Leon Kossoff’s work is inherently autobiographical. Constantly influenced by his surroundings, friends and family, the familiarity of Kossoff’s subjects are crucial to the artist’s practice of close-looking. Kossoff explored around his north London studio, painting streets, churches and stations, along with a small circle of sitters that reappear again and again in his works. The artist was born in London to a Russian-Jewish immigrant family, and is the only member of the ‘School of London’ painters– Frank Auerbach, Lucian Freud, Francis Bacon, R.B. Kitaj and Michael Andrews – to have actually been born in London.

Maybe due to the personal nature of his subjects and the emotional investment in the physical act of creation, Kossoff laboured with the artistic process, reflecting that 'I try to recreate the pictorial image. I struggle for truth... How hard it is to paint! I can spend years on a painting and months on a drawing... Nothing comes easily to me. I go on until the picture becomes a mutation, a miracle, something unexpected, even by me. Then it is finished.' (Leon Kossoff cited in interview with N.G. Stone, in: 'The Artist & the Community', The Jewish Chronicle, 27 November 1959). However, the present work belies this artistic struggle and exudes a fluid confidence and a refined and original style.

The work portrays one of Kossoff’s most interesting and regular sitters – the Romanian refugee and political writer Sonia Husid. In the Beginning was Fear, 1964 and They Sacrifice to Moloch, 1967 were both written by Husid under the pseudonym N.M. Seedo. Dating from 1965, this extraordinary and evocative portrait was acquired directly from the artist by Heinz Propper, who was a close friend of Leon for over seventy years. Heinz Propper sat for the artist over three decades, and Kossoff produced many portraits showing the changing and developing observations of his friend, though Kossoff once said that no matter many times he painted Heinz, he was never quite able to catch his likeness.

With his fellow student and friend Frank Auerbach, Kossoff developed a painterly style employing thickly applied layers of paint that are extensively reworked to reveal the closely observed facial features of his subjects.
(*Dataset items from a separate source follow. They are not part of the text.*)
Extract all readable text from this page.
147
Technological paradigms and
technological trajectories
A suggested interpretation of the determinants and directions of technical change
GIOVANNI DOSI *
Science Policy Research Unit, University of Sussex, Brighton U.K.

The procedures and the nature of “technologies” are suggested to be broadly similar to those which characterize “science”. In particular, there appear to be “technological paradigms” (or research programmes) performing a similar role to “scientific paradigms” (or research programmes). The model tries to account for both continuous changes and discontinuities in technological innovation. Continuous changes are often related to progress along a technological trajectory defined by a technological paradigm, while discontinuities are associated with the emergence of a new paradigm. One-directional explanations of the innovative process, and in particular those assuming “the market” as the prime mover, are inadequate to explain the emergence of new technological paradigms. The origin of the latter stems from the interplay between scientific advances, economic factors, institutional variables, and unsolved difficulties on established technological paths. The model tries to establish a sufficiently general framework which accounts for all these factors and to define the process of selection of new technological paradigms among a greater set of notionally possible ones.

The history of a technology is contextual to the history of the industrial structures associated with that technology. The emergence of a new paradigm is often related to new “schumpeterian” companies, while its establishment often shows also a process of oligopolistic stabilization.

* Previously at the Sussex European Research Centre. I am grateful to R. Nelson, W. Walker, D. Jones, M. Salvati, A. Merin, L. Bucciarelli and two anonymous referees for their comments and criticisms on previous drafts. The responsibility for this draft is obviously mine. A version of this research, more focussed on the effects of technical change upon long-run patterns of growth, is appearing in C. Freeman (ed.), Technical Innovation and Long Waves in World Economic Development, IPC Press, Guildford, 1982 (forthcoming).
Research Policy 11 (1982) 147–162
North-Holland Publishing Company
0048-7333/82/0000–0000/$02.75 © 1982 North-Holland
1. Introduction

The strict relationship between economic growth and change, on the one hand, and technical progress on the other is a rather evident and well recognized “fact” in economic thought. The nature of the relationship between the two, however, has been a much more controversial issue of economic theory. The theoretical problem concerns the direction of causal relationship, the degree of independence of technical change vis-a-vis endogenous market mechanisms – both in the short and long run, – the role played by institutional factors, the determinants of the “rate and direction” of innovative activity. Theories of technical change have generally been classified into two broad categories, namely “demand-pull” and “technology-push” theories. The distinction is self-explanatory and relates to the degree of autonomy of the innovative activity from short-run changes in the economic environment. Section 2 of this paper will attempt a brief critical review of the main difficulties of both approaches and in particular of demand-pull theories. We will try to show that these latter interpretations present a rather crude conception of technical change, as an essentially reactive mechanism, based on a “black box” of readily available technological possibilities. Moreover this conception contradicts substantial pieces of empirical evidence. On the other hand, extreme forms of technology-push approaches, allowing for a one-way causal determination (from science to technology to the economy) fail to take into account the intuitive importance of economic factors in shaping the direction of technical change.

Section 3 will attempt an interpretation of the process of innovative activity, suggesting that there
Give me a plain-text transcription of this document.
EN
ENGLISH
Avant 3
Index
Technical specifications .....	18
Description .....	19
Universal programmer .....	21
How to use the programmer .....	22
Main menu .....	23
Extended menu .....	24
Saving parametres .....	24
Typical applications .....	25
Consequently, the formal elements of Head of Seedo seem to writhe and move in the light as the viewer moves across the rough, undulating surface. Kossoff’s masterful handling of paint toes the line between sculpture and painting, the board is thick with impasto paint that has been scraped, whirled and gouged into, creating a surface rich with animation and feeling. Kossoff’s portraits required immense commitment from both artist and sitter, with the whole process taking months at a time. Kossoff would scrape everything off the board after each sitting, repeating the whole process over and over again until the final product was achieved.

Intimate and up-close, Head of Seedo is simultaneously introspective and atmospheric. Up close, any facial features appear indistinguishable from the complex swirls of oil paint. Kossoff intermingles black and maroon, creating a sense of rich depth and shadow reminiscent of Caravaggio’s employment of chiaroscuro. This close scale is indicative of Kossoff’s work, and produces an intimate, beguiling and almost disorientating visual description of a face that Kossoff clearly knew so well.